Damming rivers destroys a major carbon cycle which carries soil and plant matter to be sequestered in the ocean. (P397)
Dams are vulnerable to drought, see the American west for an example today.
Dams are responsible for immense quantities of released CO2 in the materials used for their construction, eg. the steel and the cement.
Hydro-electric development is often located far from where the electricity is needed. The necessary transmission lines cut a huge swath, often for hundreds or thousands of kilometers, through the landscape. This damages biodiversity over huge areas.

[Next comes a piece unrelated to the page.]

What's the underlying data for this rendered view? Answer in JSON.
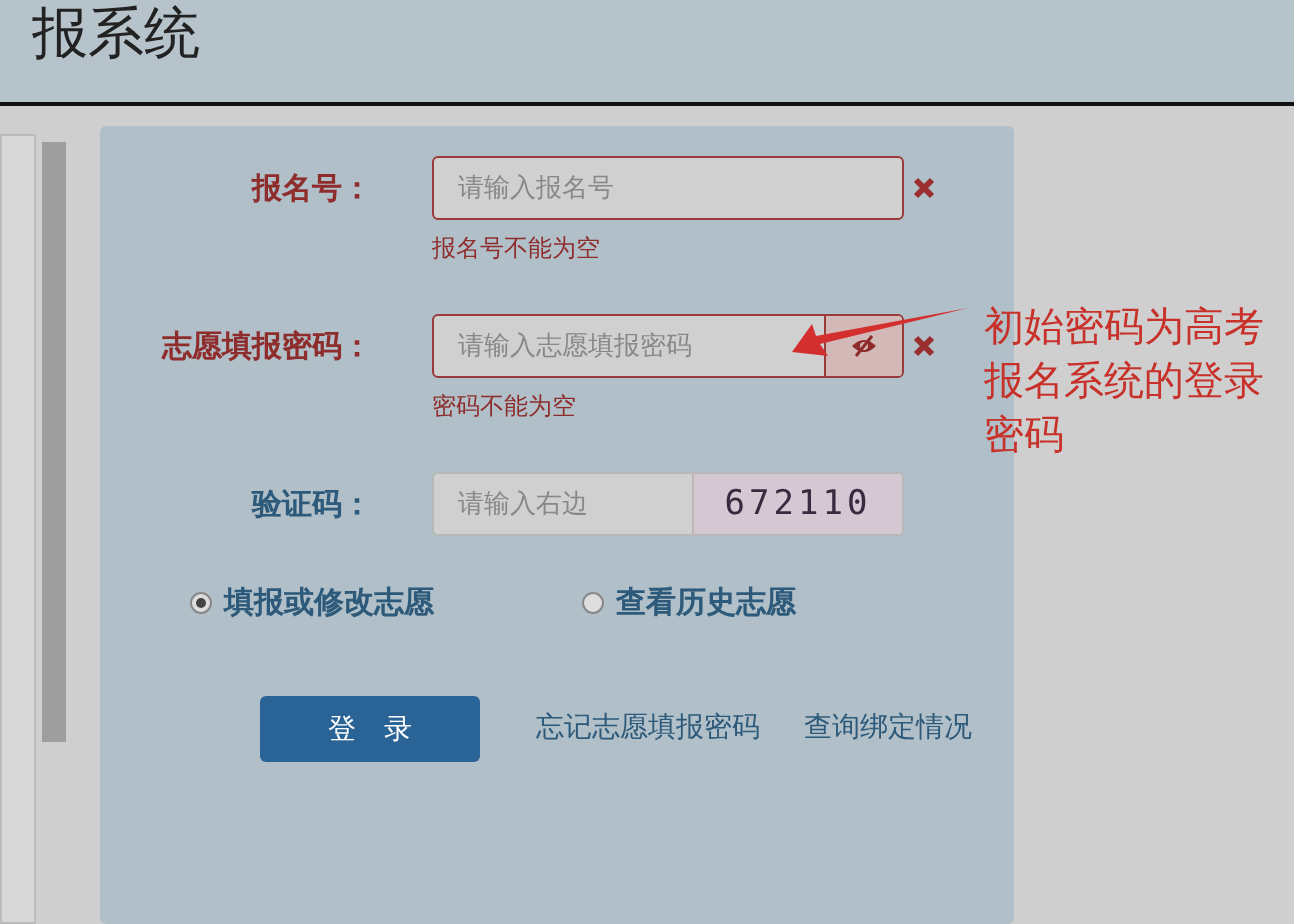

Deep Green Lies sums it up succinctly “every dam is a disaster for the real world.” (P394) And “When your primary allegiance lies with industrial civilization and not with life on the planet, it’s easy – and, more to the point, necessary to justify atrocities.” (P397)
As I see it, ‘Green Hydro’ is an effort to deny that the human project must be largely (and savagely) curtailed. Too bad for the deniers, because if we don’t do it voluntarily, Nature will do it anyway and that probably not nearly as nicely to us as we would have done it ourselves, had we not been dissuaded by the deniers.
Industrial society is a large part of the problem; a huge extension of it via ‘Green Hydro’ is one of the things that will guarantee life’s failure.
Why not try something that might work, such as using less, much less?